Cuando zanjó la superficie con su aleta dorsal, y su lomo gris oliva se pudo ver claramente, le disparé cuatro fotos con certeza de arponero. Todo lo que hubo después fue deleitarnos, contemplando la fuerza, el pulso y la paciencia, hasta izarlo con cuidado y retirarle el anzuelo; luego, yo hice algunas otras fotos, y con todos los recaudos lo devolvimos al agua.

“¿Te hubiera gustado pescarlo, Juan?” me preguntó mi compañero cuando bajé a la cubierta.

Entonces, encendí el respaldo de mi Nikon D300 y mostrando una parte de todo lo conseguido fue que sentí responderle: “Mirá las tomas que tengo; no dudaría en decirte que yo también lo pesqué”. 

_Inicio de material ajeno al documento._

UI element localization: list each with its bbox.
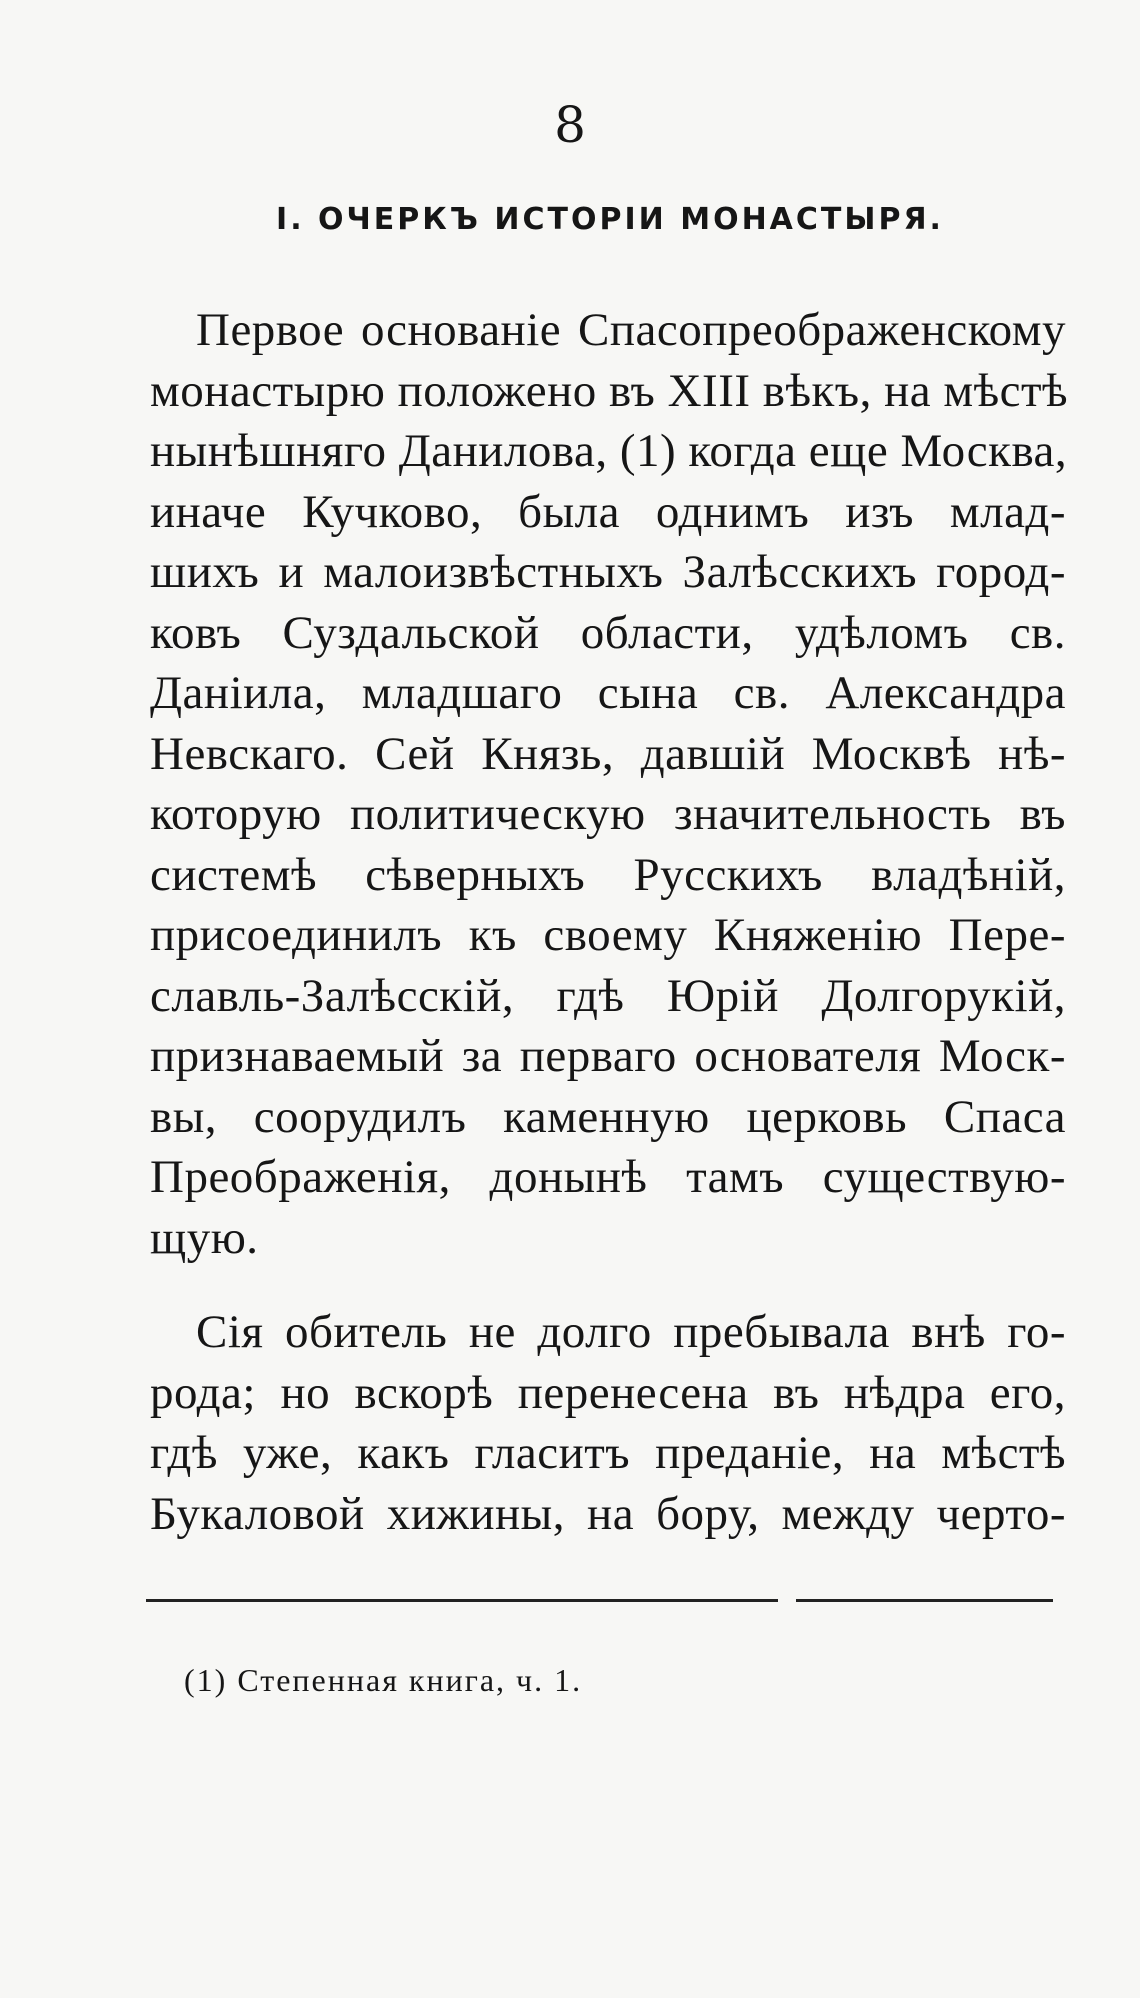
footnote: (1) Степенная книга, ч. 1. [184,1662,583,1698]
text-line: иначе Кучково, была однимъ изъ млад- [150,485,1066,538]
text-line: Даніила, младшаго сына св. Александра [150,667,1066,719]
text-line: гдѣ уже, какъ гласитъ преданіе, на мѣстѣ [150,1427,1066,1479]
text-line: славль-Залѣсскій, гдѣ Юрій Долгорукій, [150,969,1066,1022]
text-line: нынѣшняго Данилова, (1) когда еще Москва, [150,425,1068,477]
section-heading: I. ОЧЕРКЪ ИСТОРІИ МОНАСТЫРЯ. [276,202,944,237]
text-line: системѣ сѣверныхъ Русскихъ владѣній, [150,848,1066,901]
text-line: ковъ Суздальской области, удѣломъ св. [150,606,1066,659]
text-line: монастырю положено въ XIII вѣкъ, на мѣстѣ [150,364,1069,417]
text-line: Преображенія, донынѣ тамъ существую- [150,1151,1066,1203]
text-line: рода; но вскорѣ перенесена въ нѣдра его, [150,1366,1066,1419]
paragraph [150,1302,1066,1544]
footnote-rule [796,1599,1053,1602]
text-line: Букаловой хижины, на бору, между черто- [150,1487,1066,1540]
text-line: признаваемый за перваго основателя Моск- [150,1030,1066,1082]
text-line: Первое основаніе Спасопреображенскому [196,304,1066,356]
footnote-rule [146,1599,778,1602]
text-line: Сія обитель не долго пребывала внѣ го- [196,1306,1066,1358]
text-line: вы, соорудилъ каменную церковь Спаса [150,1090,1066,1143]
text-line: присоединилъ къ своему Княженію Пере- [150,909,1066,961]
text-line: щую. [150,1211,259,1264]
text-line: которую политическую значительность въ [150,788,1066,840]
paragraph [150,300,1069,1268]
page-number: 8 [554,96,586,154]
text-line: шихъ и малоизвѣстныхъ Залѣсскихъ город- [150,546,1066,598]
text-line: Невскаго. Сей Князь, давшій Москвѣ нѣ- [150,727,1066,780]
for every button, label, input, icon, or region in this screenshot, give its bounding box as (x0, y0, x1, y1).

El pez ofreció buena lucha, pero yo siempre sostengo que el genuino desafío lo representa el mar; y suelo creer, porque siempre es difícil separar algunas cosas, que si se sabe mirar, el mar es mujer.

Desplegamos sigilosos secretas artes de pesca, logrando hacerla asentir con especial respeto. Nos envuelve con sus brazos ondulantes y piernas infinitas, para así cautivarnos y conseguir que tenazmente volvamos a ella. En ocasiones nos acepta y nos regala su fruto, para virar sin aviso, intempestiva y soberbia. Siempre es inasible y misteriosa, pero igualmente fértil, generosa y única. Domina al subvertirnos la vida en un minuto, conquistando nuestra voluntad entre el amanecer, el cenit y el plenilunio.

En vano me pregunto, si al hacemos al mar, estamos siendo infieles a nuestras compañeras que esperan en la orilla. Pero es “la mar” quien nos doblega, con su perfume salobre, y pacta con nosotros lo que quizás no se cumpla.

Será por todo lo dicho que siempre estamos allí, con la mirada cautiva sobre su cuerpo hipnótico, anhelando visitarla y enredarnos con ella.

Y así vivimos entonces, no pocos de nosotros: enamorados del mar, del amor y de la pesca.